Quelles ont été les séquelles de l’intervention ?
En juillet 2007, un patient présentant une parodontite sévère est pris en charge par un chirurgien-dentiste qui procède à l’extraction des dents 16, 26 et 27. Souffrant de céphalées importantes et de fièvre, ce patient consulte son médecin traitant qui lui prescrit un bilan sanguin.
Le 31 juillet 2007, il est pris en charge par le service des urgences qui réalise un bilan biologique et un scanner cérébral.
Le 10 août 2007, une intervention chirurgicale révèle un "abcès cérébral encapsulé" qui nécessite une intervention chirurgicale. Le patient est placé sous antibiothérapie et regagne son domicile quelques jours après mais conserve des séquelles importantes (perturbation des fonctions cognitives, troubles mnésiques et comportementaux) nécessitant un traitement antiépileptique, antipsychotique et antidépresseur.
Le praticien a-t-il commis un manquement fautif de nature à engager sa responsabilité ?
Estimant que des fautes ont été commises et qu’elles sont en lien avec son préjudice, le patient saisit la Commission de conciliation d’indemnisation des accidents médicaux (CCI) qui désigne un collège d’experts. La Commission rejette sa demande et considère que les dommages ne sont imputables ni à une faute du praticien, ni à une faute de l’hôpital, ni à un accident médical non fautif.
Le patient décide alors d’assigner le chirurgien-dentiste et l’ONIAM (Office National d’indemnisation des accidents médicaux) devant le tribunal de grande instance pour solliciter l’indemnisation de ses préjudices.
Il reproche au praticien :
- De ne pas avoir respecté son obligation d’information en ne tenant pas de dossier médical et en ne l’informant pas des risques inhérents aux extractions dentaire.

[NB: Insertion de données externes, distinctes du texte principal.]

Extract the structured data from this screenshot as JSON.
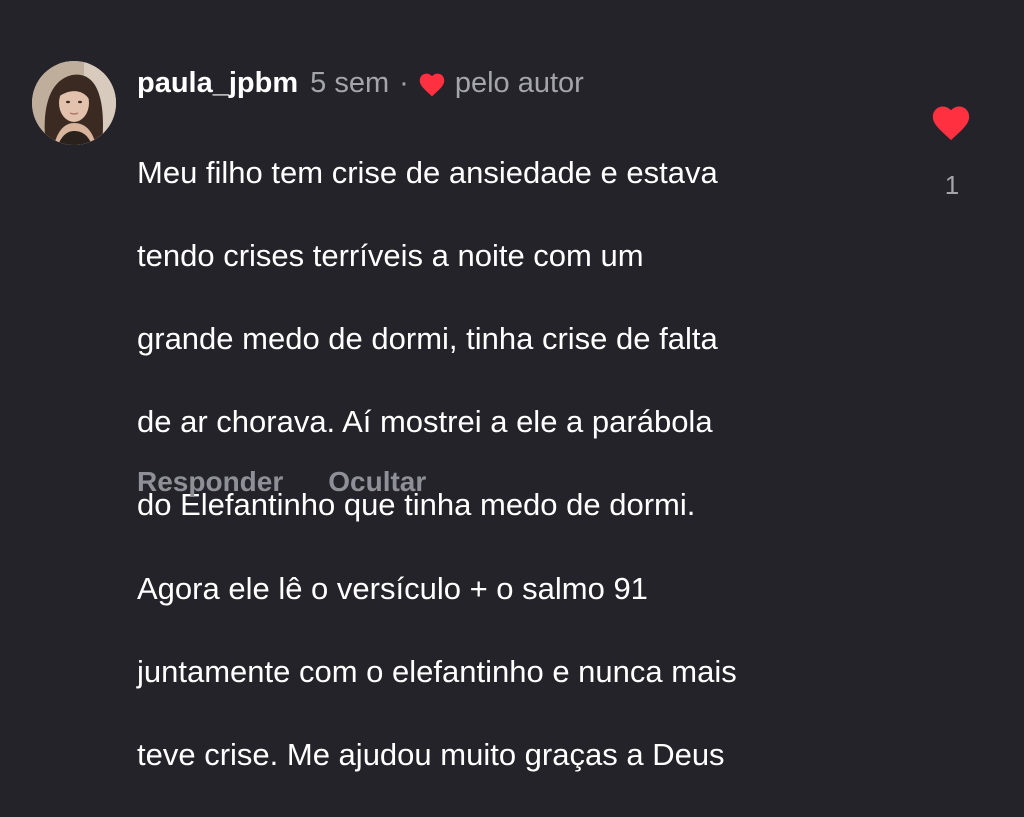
{
  "comment": {
    "username": "paula_jpbm",
    "time_ago": "5 sem",
    "separator": "·",
    "liked_by_author_label": "pelo autor",
    "text_lines": [
      "Meu filho tem crise de ansiedade e estava",
      "tendo crises terríveis a noite com um",
      "grande medo de dormi, tinha crise de falta",
      "de ar chorava. Aí mostrei a  ele a parábola",
      "do Elefantinho que tinha medo de dormi.",
      "Agora ele lê o versículo + o salmo 91",
      "juntamente com o elefantinho e nunca mais",
      "teve crise. Me ajudou muito graças a Deus"
    ],
    "reply_label": "Responder",
    "hide_label": "Ocultar",
    "like_count": "1",
    "like_icon": "heart-icon",
    "liked": true
  },
  "colors": {
    "background": "#232329",
    "heart": "#ff3040",
    "muted_text": "#a4a4ab",
    "action_text": "#8f8f97"
  }
}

- Une absence de cliché radiographique préopératoire, de radiographie panoramique qui auraient permis de visualiser un éventuel foyer infectieux et d’antibiothérapie.

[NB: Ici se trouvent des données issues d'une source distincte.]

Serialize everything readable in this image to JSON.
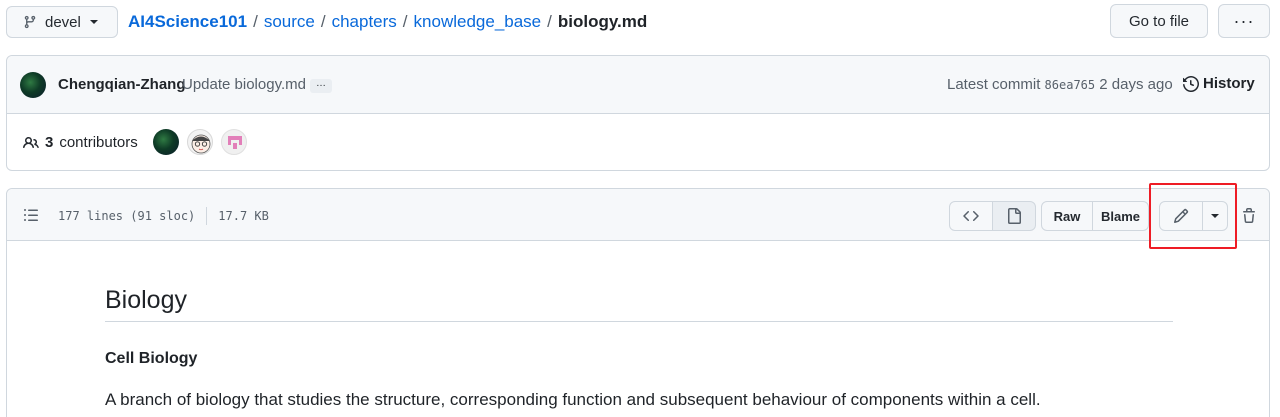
{
  "header": {
    "branch": "devel",
    "breadcrumb": {
      "repo": "AI4Science101",
      "path": [
        "source",
        "chapters",
        "knowledge_base"
      ],
      "separator": "/",
      "file": "biology.md"
    },
    "goto_file_label": "Go to file",
    "more_label": "···"
  },
  "commit": {
    "author": "Chengqian-Zhang",
    "message": "Update biology.md",
    "ellipsis": "…",
    "latest_label": "Latest commit",
    "sha": "86ea765",
    "time": "2 days ago",
    "history_label": "History"
  },
  "contributors": {
    "count": "3",
    "label": "contributors"
  },
  "file": {
    "lines": "177 lines (91 sloc)",
    "size": "17.7 KB",
    "raw_label": "Raw",
    "blame_label": "Blame"
  },
  "content": {
    "title": "Biology",
    "subtitle": "Cell Biology",
    "paragraph": "A branch of biology that studies the structure, corresponding function and subsequent behaviour of components within a cell."
  },
  "colors": {
    "link": "#0969da",
    "border": "#d0d7de",
    "highlight": "#ee1c25",
    "header_bg": "#f6f8fa"
  }
}
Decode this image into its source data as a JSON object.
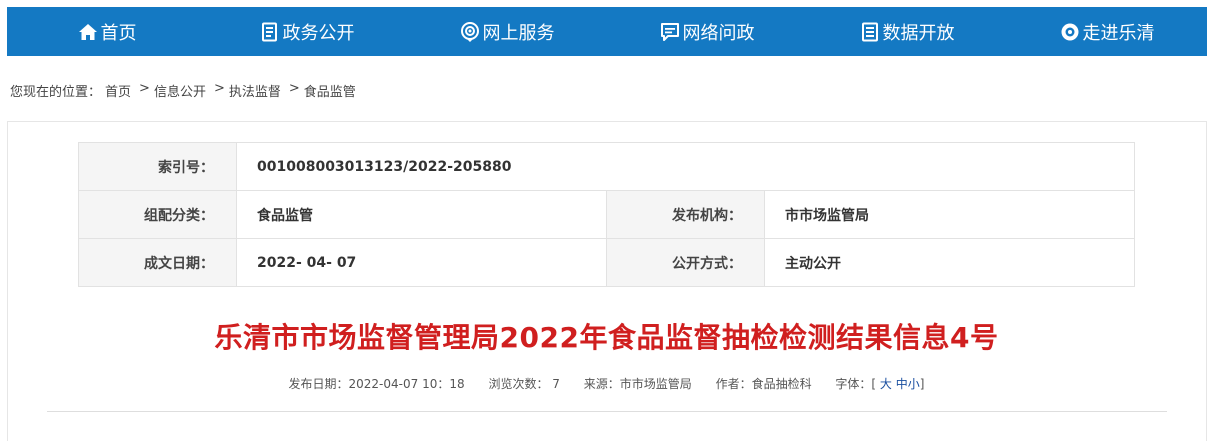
{
  "nav": {
    "items": [
      {
        "label": "首页",
        "icon": "home-icon"
      },
      {
        "label": "政务公开",
        "icon": "document-icon"
      },
      {
        "label": "网上服务",
        "icon": "service-icon"
      },
      {
        "label": "网络问政",
        "icon": "chat-icon"
      },
      {
        "label": "数据开放",
        "icon": "data-icon"
      },
      {
        "label": "走进乐清",
        "icon": "eye-icon"
      }
    ],
    "color": "#1479c3"
  },
  "breadcrumb": {
    "prefix": "您现在的位置：",
    "items": [
      "首页",
      "信息公开",
      "执法监督",
      "食品监管"
    ],
    "separator": ">"
  },
  "meta": {
    "index_label": "索引号：",
    "index_value": "001008003013123/2022-205880",
    "category_label": "组配分类：",
    "category_value": "食品监管",
    "publisher_label": "发布机构：",
    "publisher_value": "市市场监管局",
    "date_label": "成文日期：",
    "date_value": "2022- 04- 07",
    "method_label": "公开方式：",
    "method_value": "主动公开"
  },
  "article": {
    "title": "乐清市市场监督管理局2022年食品监督抽检检测结果信息4号",
    "title_color": "#d01f1f",
    "publish_date": "发布日期：2022-04-07 10：18",
    "views": "浏览次数： 7",
    "source": "来源：市市场监管局",
    "author": "作者：食品抽检科",
    "font_size_label": "字体：[",
    "font_large": "大",
    "font_medium": "中",
    "font_small": "小",
    "font_size_close": "]"
  }
}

Quel lien de causalité entre l’extraction et l’abcès cérébral ?
Avis des experts et analyse du lien de causalité
Le collège d’experts conclut à l’absence de faute technique commise par le chirurgien-dentiste et considère que "la survenue de l’abcès est une complication rarissime et imprévisible constitutive d’un aléa thérapeutique".
Il estime toutefois que si le lien de causalité entre l’abcès cérébral et une bactériémie entraînée par les extractions dentaires est hautement probable, la certitude ne peut être cependant établie à 100 %. En effet, il s’agit d’un germe exogène saprophyte normal de la cavité buccale (streptocoque anaérobie) qui ne relève pas d’une infection nosocomiale, ni d’un germe apporté par le praticien lors des extractions.

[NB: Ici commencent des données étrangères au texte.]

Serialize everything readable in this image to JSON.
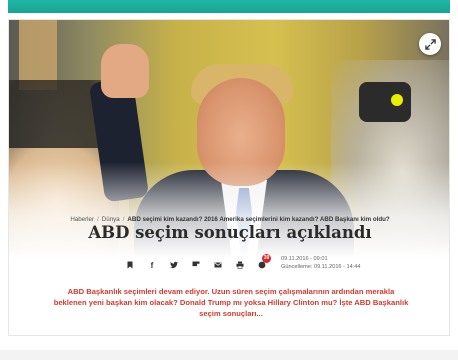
{
  "article": {
    "breadcrumb": [
      "Haberler",
      "Dünya",
      "ABD seçimi kim kazandı? 2016 Amerika seçimlerini kim kazandı? ABD Başkanı kim oldu?"
    ],
    "title": "ABD seçim sonuçları açıklandı",
    "published": "09.11.2016 - 09:01",
    "updated": "Güncelleme: 09.11.2016 - 14:44",
    "comment_count": "39",
    "summary": "ABD Başkanlık seçimleri devam ediyor. Uzun süren seçim çalışmalarının ardından merakla beklenen yeni başkan kim olacak? Donald Trump mı yoksa Hillary Clinton mu? İşte ABD Başkanlık seçim sonuçları..."
  },
  "share_icons": [
    "bookmark-icon",
    "facebook-icon",
    "twitter-icon",
    "flipboard-icon",
    "email-icon",
    "print-icon",
    "comment-icon"
  ],
  "colors": {
    "accent_teal": "#1fb5a4",
    "summary_red": "#d03a2f",
    "badge_red": "#d9262b"
  }
}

Il n’y a donc "aucun lien direct et certain entre les extractions dentaires et l’abcès cérébral".
Les juges se fondent sur le rapport d’expertise pour rejeter l’ensemble des demandes du patient.
Tenue du dossier médical, information du patient et prise en charge postopératoire
Sur l’absence de tenue du dossier médical, le tribunal reconnaît que "si une certaine légèreté peut être reprochée" au praticien, "aucun lien de causalité entre ce manquement et les dommages subis ne peut être établi".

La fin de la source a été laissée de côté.